9. Il résulte de tout ce qui précède que les conclusions à fin d’annulation présentées par la SNC Nostra Famiglia doivent être rejetées. Par voie de conséquence, et sans qu’il soit besoin d’examiner la fin de non-recevoir opposée par le préfet du Val-d’Oise, les conclusions indemnitaires présentées par la société requérante ne peuvent qu’être rejetées.
10. Les dispositions de l’article L. 761-1 du code de justice administrative font obstacle à ce que soit mise à la charge de l’État, qui n’est pas dans la présente instance, la partie perdante, la somme que demande la SNC Nostra Famiglia au titre des frais exposés par elle et non compris dans les dépens. Dans les circonstances de l’espèce, il n’y a pas lieu de faire droit aux conclusions présentées par le préfet du Val-d’Oise sur le fondement des mêmes dispositions.
D E C I D E :
Article 1er : La requête de la SNC Nostra Famiglia est rejetée.
Article 2 : Les conclusions présentées par l’Etat sur le fondement des dispositions de l’article L. 761-1 du code de justice administrative sont rejetées.
Article 3 : Le présent jugement sera notifié à la SNC Nostra Famiglia et au préfet du Val-d’Oise.
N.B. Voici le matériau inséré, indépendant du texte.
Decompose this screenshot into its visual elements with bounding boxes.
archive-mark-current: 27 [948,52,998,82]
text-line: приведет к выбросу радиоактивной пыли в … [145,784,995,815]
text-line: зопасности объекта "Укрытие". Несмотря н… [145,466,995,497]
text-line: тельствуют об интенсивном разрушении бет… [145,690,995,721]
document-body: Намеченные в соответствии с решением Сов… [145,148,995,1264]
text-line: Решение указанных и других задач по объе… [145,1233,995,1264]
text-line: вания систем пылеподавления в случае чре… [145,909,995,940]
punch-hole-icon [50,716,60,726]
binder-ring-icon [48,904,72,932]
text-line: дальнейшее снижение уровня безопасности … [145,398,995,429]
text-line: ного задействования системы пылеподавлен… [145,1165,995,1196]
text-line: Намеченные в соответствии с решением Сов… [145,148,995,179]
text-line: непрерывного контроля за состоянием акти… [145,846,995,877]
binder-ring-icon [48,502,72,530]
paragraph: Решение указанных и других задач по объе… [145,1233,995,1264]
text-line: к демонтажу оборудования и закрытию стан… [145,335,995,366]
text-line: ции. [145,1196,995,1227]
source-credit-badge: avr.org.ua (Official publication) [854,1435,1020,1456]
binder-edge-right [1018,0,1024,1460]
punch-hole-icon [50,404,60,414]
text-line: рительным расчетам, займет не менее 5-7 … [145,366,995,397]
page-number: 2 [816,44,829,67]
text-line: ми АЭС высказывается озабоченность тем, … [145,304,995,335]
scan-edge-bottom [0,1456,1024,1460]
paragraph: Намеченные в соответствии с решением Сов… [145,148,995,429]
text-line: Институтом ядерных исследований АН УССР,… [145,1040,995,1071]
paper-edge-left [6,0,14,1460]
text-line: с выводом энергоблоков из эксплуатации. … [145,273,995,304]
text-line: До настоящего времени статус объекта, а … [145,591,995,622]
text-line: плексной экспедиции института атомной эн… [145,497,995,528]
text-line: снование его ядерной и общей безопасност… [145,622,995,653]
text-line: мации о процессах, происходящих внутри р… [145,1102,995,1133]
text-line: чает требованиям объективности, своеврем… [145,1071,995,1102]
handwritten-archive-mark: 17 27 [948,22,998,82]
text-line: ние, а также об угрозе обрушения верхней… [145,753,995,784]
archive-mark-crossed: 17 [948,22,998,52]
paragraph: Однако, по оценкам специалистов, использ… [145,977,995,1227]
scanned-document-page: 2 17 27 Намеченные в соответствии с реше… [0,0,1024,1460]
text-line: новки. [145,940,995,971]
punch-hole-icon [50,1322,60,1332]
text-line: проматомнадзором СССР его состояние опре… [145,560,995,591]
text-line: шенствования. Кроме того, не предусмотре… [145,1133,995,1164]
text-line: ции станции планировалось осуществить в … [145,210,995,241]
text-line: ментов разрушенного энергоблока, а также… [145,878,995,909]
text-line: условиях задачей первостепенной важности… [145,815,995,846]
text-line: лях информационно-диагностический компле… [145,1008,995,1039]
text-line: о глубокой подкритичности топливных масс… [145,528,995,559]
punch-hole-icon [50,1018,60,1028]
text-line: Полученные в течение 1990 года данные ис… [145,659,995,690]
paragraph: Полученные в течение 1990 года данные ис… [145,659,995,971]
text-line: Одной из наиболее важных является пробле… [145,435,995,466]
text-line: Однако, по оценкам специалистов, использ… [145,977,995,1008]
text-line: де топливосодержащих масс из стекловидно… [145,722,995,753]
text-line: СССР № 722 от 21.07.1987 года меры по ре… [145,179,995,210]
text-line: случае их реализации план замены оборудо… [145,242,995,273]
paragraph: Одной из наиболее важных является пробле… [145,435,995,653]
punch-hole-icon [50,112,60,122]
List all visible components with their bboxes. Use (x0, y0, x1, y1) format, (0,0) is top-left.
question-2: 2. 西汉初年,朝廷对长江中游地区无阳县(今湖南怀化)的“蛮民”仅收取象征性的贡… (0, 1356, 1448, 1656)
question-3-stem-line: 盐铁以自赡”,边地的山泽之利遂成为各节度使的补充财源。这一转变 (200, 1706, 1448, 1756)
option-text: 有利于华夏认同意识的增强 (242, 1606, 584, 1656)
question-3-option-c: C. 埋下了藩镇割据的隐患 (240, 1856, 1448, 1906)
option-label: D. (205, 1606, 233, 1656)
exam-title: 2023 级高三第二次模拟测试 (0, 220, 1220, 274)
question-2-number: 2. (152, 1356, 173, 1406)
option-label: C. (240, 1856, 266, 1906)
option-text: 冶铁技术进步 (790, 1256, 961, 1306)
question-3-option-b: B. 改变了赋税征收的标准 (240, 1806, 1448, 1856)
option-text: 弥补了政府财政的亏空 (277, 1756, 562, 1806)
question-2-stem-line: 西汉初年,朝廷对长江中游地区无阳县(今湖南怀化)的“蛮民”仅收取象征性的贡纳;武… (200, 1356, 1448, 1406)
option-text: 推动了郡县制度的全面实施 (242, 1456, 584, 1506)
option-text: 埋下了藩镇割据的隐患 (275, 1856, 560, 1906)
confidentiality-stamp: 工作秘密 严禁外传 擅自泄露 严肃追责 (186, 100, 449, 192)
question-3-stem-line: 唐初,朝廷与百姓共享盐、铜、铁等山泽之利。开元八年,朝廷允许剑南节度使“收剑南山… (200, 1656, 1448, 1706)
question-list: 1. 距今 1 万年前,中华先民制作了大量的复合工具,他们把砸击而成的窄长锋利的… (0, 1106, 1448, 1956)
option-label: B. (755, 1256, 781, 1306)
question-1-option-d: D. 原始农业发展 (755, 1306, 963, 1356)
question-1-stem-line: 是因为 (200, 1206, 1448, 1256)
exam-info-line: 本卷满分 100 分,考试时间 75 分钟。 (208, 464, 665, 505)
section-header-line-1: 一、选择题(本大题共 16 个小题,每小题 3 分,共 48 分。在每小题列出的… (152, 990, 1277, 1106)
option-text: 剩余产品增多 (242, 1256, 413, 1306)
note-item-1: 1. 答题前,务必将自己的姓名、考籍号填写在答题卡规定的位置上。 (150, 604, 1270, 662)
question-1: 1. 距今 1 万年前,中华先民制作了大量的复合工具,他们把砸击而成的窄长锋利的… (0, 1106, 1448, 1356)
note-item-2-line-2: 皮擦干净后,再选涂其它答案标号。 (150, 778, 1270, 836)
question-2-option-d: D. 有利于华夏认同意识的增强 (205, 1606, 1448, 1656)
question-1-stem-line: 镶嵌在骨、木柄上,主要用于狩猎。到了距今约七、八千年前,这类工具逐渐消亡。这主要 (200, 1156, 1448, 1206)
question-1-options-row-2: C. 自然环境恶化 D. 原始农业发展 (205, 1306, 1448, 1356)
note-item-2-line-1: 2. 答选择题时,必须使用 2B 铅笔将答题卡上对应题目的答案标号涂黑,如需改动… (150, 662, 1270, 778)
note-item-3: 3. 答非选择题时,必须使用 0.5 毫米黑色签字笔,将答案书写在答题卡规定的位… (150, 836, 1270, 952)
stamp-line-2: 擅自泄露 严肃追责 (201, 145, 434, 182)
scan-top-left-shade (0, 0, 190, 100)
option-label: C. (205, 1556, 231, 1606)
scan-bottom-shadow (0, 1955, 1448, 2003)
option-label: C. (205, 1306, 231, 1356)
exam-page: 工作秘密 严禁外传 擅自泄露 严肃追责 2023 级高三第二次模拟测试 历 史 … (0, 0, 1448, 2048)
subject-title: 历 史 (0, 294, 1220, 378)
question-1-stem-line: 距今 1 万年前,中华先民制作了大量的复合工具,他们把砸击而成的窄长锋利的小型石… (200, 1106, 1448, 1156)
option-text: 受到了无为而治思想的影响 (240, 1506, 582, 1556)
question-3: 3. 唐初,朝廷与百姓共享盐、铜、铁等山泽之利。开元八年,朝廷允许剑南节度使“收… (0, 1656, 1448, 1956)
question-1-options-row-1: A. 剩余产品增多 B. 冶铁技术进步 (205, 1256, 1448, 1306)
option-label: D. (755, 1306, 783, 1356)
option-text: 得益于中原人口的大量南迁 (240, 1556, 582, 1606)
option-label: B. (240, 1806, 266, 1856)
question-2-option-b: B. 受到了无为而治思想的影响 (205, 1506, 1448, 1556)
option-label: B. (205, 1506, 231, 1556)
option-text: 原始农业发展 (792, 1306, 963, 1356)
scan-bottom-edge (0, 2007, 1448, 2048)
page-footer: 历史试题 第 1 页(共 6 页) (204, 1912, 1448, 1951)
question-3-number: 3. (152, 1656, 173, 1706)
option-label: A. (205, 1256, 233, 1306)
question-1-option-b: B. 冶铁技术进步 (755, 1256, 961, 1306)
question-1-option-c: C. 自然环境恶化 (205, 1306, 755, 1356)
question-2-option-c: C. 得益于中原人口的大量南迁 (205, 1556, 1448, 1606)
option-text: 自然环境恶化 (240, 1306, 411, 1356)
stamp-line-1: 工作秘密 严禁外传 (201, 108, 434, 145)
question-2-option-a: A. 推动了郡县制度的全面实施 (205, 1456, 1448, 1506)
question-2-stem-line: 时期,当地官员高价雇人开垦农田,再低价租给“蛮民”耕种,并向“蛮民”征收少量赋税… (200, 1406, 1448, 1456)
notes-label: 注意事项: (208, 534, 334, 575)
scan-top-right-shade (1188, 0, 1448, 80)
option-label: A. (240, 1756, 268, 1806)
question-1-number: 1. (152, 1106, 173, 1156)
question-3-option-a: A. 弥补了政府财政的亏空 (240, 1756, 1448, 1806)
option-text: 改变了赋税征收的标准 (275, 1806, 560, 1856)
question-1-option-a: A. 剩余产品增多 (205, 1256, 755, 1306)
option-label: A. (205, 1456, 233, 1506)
Délibéré après l’audience du 9 décembre 2025, à laquelle siégeaient :
M. Bertoncini, président,
Mme Cuisinier-Heissler, première conseillère,
M. Jacquinot, conseiller.
Rendu public par mise à disposition au greffe le 13 janvier 2026.
Le président-rapporteur,
Signé
T. BertonciniL’assesseure la plus ancienne dans l’ordre du tableau,
Signé
S. Cuisinier-Heissler
La greffière,
Signé
M. A…
La République mande et ordonne au préfet du Val-d’Oise en ce qui le concerne ou à tous commissaires de justice à ce requis en ce qui concerne les voies de droit commun contre les parties privées, de pourvoir à l’exécution de la présente décision.